Mathematical Reasoning Question 9
Question 9 - 31 January - Shift 1
$(S 1)(p \Rightarrow q) \vee(p \wedge(\sim q))$ is a tautology
$(S 2)((\sim p) \Rightarrow(\sim q)) \wedge((\sim p) \vee q)$ is a Contradiction.

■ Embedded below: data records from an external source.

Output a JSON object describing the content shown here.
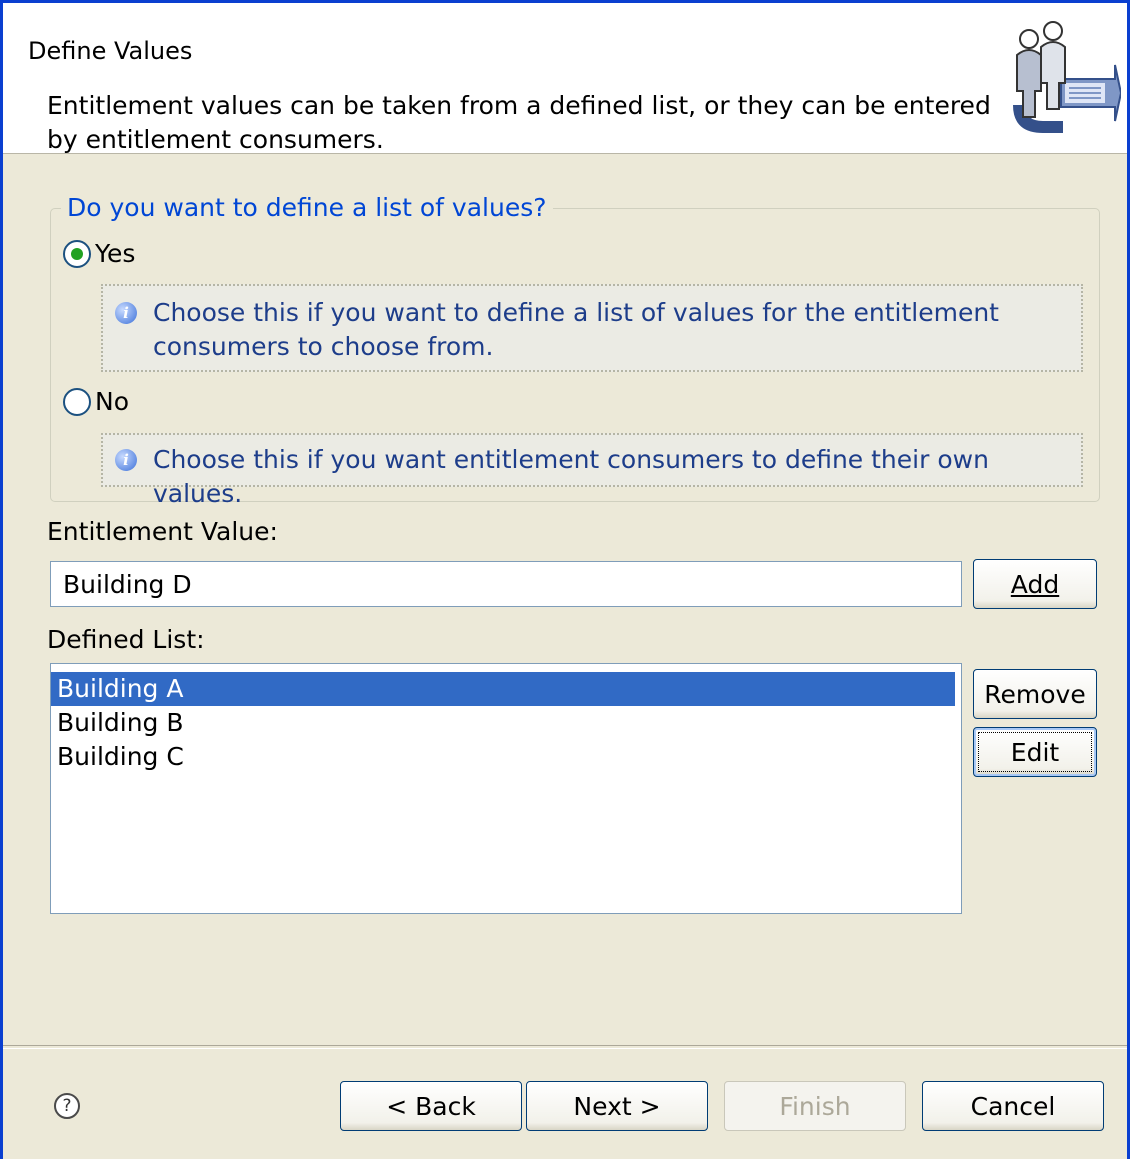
{
  "header": {
    "title": "Define Values",
    "description": "Entitlement values can be taken from a defined list, or they can be entered by entitlement consumers.",
    "icon": "people-transfer-icon"
  },
  "group": {
    "legend": "Do you want to define a list of values?",
    "options": [
      {
        "label": "Yes",
        "checked": true,
        "hint": "Choose this if you want to define a list of values for the entitlement consumers to choose from."
      },
      {
        "label": "No",
        "checked": false,
        "hint": "Choose this if you want entitlement consumers to define their own values."
      }
    ]
  },
  "entitlement": {
    "label": "Entitlement Value:",
    "value": "Building D",
    "add_label": "Add"
  },
  "defined_list": {
    "label": "Defined List:",
    "items": [
      "Building A",
      "Building B",
      "Building C"
    ],
    "selected": "Building A",
    "remove_label": "Remove",
    "edit_label": "Edit"
  },
  "footer": {
    "back_label": "< Back",
    "next_label": "Next >",
    "finish_label": "Finish",
    "cancel_label": "Cancel",
    "help_icon": "help-icon"
  },
  "colors": {
    "accent": "#0046d5",
    "selection": "#316ac5",
    "dialog_bg": "#ece9d8"
  }
}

Then
(1) only (S2) is correct
(2) both (S1) and (S2) are correct
(3) both (S1) and (S2) are wrong
(4) only (S1) is correct
Show Answer
Answer: (2)
Solution:
$\mathbf{p}$ | $\mathbf{q}$ | $\mathbf{p} \Rightarrow \mathbf{q}$ | $\sim \mathbf{q}$ | $p \wedge \sim q$ | $(p \Rightarrow q) \vee(p \wedge \sim q)$ |
---|---|---|---|---|---|
$T$ | $T$ | $T$ | $F$ | $F$ | $T$ |
$T$ | $F$ | $F$ | $T$ | $T$ | $T$ |
$F$ | $T$ | $T$ | $F$ | $F$ | $T$ |
$F$ | $F$ | $T$ | $T$ | $F$ | $T$ |
$\sim \mathbf{p}$ | $\sim \mathbf{q}$ | $\sim \mathbf{p} \Rightarrow \sim \mathbf{q}$ | $\sim \mathbf{p} \vee \mathbf{q}$ | $((\sim \mathbf{p}) \Rightarrow(\sim \mathbf{q})) \wedge(\sim \mathbf{p}) \vee$ |
---|---|---|---|---|
$F$ | $F$ | $T$ | $T$ | $T$ |
$F$ | $T$ | $T$ | $F$ | $F$ |
$T$ | $F$ | $F$ | $T$ | $F$ |
$T$ | $T$ | $T$ | $T$ | $T$ |